The gastrointestinal system (aka GI Tract, alimentary canal or digestive system) is a series of hollow tubes that begins in the mouth and ends in the anus. The primary function of the GI tract is to break down food into energy for the various metabolic processes involved with life.
Digestion begins in the mouth, teeth mechanically break down food into smaller pieces (mastication) which are coated with saliva (made by the salivary glands)
Saliva begins the chemical break down of food via salivary amylases and also coats the food making swallowing easier. Once food passes into the esophagus a series of wave like contractions propel food down its long journey, these waves are known as peristalsis and occur throughout.
We use the “gut signature” to identify any gastric tissue in the abdomen. Bowel has 5 layers, made up of alternating hyperechoic and hypoechoic layers. These layers correspond to the histology of bowel. The layers are:
- mucosa: echogenic
- muscularis mucosa: hypoechoic
- submucosa: echogenic
- muscularis propria: hypoechoic
- serosa: echogenic
Once the bolus of food (referred to as chyme) reaches the end of the esophagus it encounters a sphincter known as the esophageal sphincter a muscular ring separating the esophagus from the stomach.
The stomach is a muscular pouch that further digests food mechanically though contractions and chemically with digestive enzymes and gastric acids.
- Not routinely scanned sonographically
At the end of the stomach you’ll find another sphincter the pylorus. After food passes through here it enters the first part of the intestines, the duodenum.
- Gastric Tumors (Teratoma <1 %, Carcinoma 0.05%)
- Hypertrophic Pyloric Stenosis
The small intestine is much longer than the large intestine with a length varying from 9ft to 34.4ft. Food entering the small intestine mixes with secretions rich in sodium bicarbonate that neutralizes the stomach acids and allows for nutrients to be absorbed.
The small intestines are made up the duodenum, the jejunum and ileum.
Most of the nutrients absorbed in the small intestine are absorbed in the jejunum. Exceptions to this include iron, bile salts, water, lipids, fructose, and vitamin B12. The gallbladder releases bile and the pancreas releases the digestive enzymes amylase and lipase, they enter through the ampula of Vater in the duodenum.

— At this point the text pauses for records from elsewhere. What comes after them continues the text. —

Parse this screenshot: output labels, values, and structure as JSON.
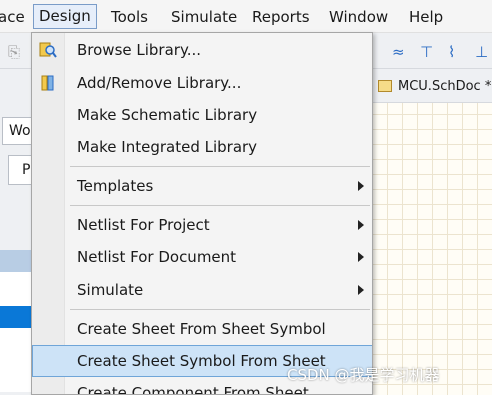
{
  "menubar": {
    "items": [
      {
        "label": "ace"
      },
      {
        "label": "Design"
      },
      {
        "label": "Tools"
      },
      {
        "label": "Simulate"
      },
      {
        "label": "Reports"
      },
      {
        "label": "Window"
      },
      {
        "label": "Help"
      }
    ]
  },
  "background": {
    "left_box1": "Wo",
    "left_box2": "P",
    "doc_tab": "MCU.SchDoc *"
  },
  "design_menu": {
    "items": [
      {
        "label": "Browse Library...",
        "icon": "browse-library-icon"
      },
      {
        "label": "Add/Remove Library...",
        "icon": "library-icon"
      },
      {
        "label": "Make Schematic Library"
      },
      {
        "label": "Make Integrated Library"
      },
      {
        "label": "Templates",
        "submenu": true
      },
      {
        "label": "Netlist For Project",
        "submenu": true
      },
      {
        "label": "Netlist For Document",
        "submenu": true
      },
      {
        "label": "Simulate",
        "submenu": true
      },
      {
        "label": "Create Sheet From Sheet Symbol"
      },
      {
        "label": "Create Sheet Symbol From Sheet",
        "highlighted": true
      },
      {
        "label": "Create Component From Sheet"
      }
    ]
  },
  "watermark": "CSDN @我是学习机器"
}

- Small Bowel Intussusception
- Inflammatory Bowel Disease
- Necrotizing Enterocolitis
- Henoch-Schönlein Purpura
- Meckel’s Diverticulum
- Duplication Cyst
Right after the terminal ileum begins the first part of the colon, the Cecum. Food entering the cecum is controlled by the ileocecal valve. Off the inferior medial portion of the cecum arises the appendix, a tubular, blind ending continuation. The large intestine is divided in ascending, transverse, descending, sigmoid and finally rectum and anus. The large intestine is wider than the small intestine and its length is usually about 5 feet. The large intestine is mainly used for the passage of waste and re-absorption of water, though healthy bacteria also live here that make up the gut microbiome. The surface of the large intestine is marked by outpouchings and grooves called haustra, which happen due to a tight muscular band that runs the length of the colon called tinea coli. This acts similar to the elastic of hair scrunchies.
- Intussusception Ileocolic – 77%
- Inflammatory Bowel Disease (i.e. Crohn’s, UC, Infectious)
Differentiating small and large bowel
We use anatomical location and differences to differentiate between large intestine and small intestine. Small intestine is quite disorganized and appears as multiple loops of free bowel usually with fluid, air or both, the wall are normally quite thin. Large intestine on the other hand has the haustral fold and is broader as previously mentioned.
The appendix is a finger like projection off the base of the cecum which can be fluid filled, though sometimes fecal matter and air can be seen withing the lumen. It is normally under 0.6 cm and is compressible.